TEXAS ETHICS COMMISSION
ETHICS ADVISORY OPINION NO. 178
November 18, 1993
Whether a legislator may represent a client before a metropolitan transit authority. (AOR-199)
The Texas Ethics Commission has been asked whether a legislator may represent a client before a metropolitan transit authority. In general, a legislator is not prohibited from accepting employment and receiving compensation for legitimate services performed in a capacity other than as a public servant. Ethics Advisory Opinions Nos. 156 (1993), 41 (1992). There are, however, provisions in the law that place certain restrictions on a legislator's private employment. Although the requestor has not listed any facts to suggest that the employment in question would be prohibited by law or would violate established standards of conduct, legislators should be aware of these restrictions.
A legislator may not accept compensation for representing another person before a state agency,1 unless the representation is made in a public hearing that is a matter of record or requires only ministerial acts of the agency. Gov't Code § 572.052; Ethics Advisory Opinions Nos. 155, 117 (1993). A legislator may not accept an honorarium for services that he would not have been asked to provide but for his official position. Penal Code § 36.07; Ethics Advisory Opinion No. 148 (1993).

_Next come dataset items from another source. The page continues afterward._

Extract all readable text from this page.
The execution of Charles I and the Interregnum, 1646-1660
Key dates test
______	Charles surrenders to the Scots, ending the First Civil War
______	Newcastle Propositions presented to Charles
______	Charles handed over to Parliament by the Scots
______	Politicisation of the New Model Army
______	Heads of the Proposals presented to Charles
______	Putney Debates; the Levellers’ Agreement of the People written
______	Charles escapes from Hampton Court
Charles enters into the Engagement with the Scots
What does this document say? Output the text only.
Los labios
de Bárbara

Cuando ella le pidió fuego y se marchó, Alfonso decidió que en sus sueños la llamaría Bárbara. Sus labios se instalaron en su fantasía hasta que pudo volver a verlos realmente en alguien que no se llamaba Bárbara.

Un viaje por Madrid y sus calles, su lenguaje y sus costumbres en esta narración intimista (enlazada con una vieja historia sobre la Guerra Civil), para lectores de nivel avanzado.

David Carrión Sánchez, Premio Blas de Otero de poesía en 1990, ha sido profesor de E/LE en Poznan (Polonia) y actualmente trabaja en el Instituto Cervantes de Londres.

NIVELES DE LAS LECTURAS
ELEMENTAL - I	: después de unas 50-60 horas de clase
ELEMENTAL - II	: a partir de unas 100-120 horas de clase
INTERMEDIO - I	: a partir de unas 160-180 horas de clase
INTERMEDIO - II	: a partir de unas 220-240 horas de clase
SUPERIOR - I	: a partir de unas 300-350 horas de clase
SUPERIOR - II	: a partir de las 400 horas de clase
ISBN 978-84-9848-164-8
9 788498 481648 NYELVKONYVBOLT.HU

A legislator may not accept payment for lobbying the legislature, since he cannot do so in a capacity other than as a legislator. Penal Code § 36.08(f); Ethics Advisory Opinions Nos. 155, 148, 123 (1993); see also Penal Code § 36.02 (bribery prohibition).
The law also prescribes standards of conduct for public officials to ensure that an individual's private interest does not conflict with his duties in the public service. Gov't Code ġġ 572.001, 572.051.2 If a legislator has a private interest in any measure or bill requiring a vote of the legislator, he must disclose that fact and may not vote on the matter. Tex. Const. art. III, § 22; Gov't Code § 572.053.
In general, a legislator is not prohibited from accepting employment and receiving compensation for legitimate services performed in a capacity other than as a public servant.
1 A metropolitan transit authority is a political subdivision, not a state agency. See City of Humble v. Metropolitan Transit Auth. , 636 S.W.2d 484, 494 (Tex. App.--Austin 1982, writ ref'd n.r.e.); Ethics Advisory Opinion No. 101 n.4 (1992).
2 For example, section 572.051 of the Government Code states, in part, that a state officer should not: (2) accept other employment or engage in a business or professional activity that the officer or employee might reasonably expect would require or induce the officer or employee to disclose confidential information acquired by reason of the official position; (3) accept other employment or compensation that could reasonably be expected to impair the officer's or employee's independence of judgment in the performance of the officer's or employee's official duties.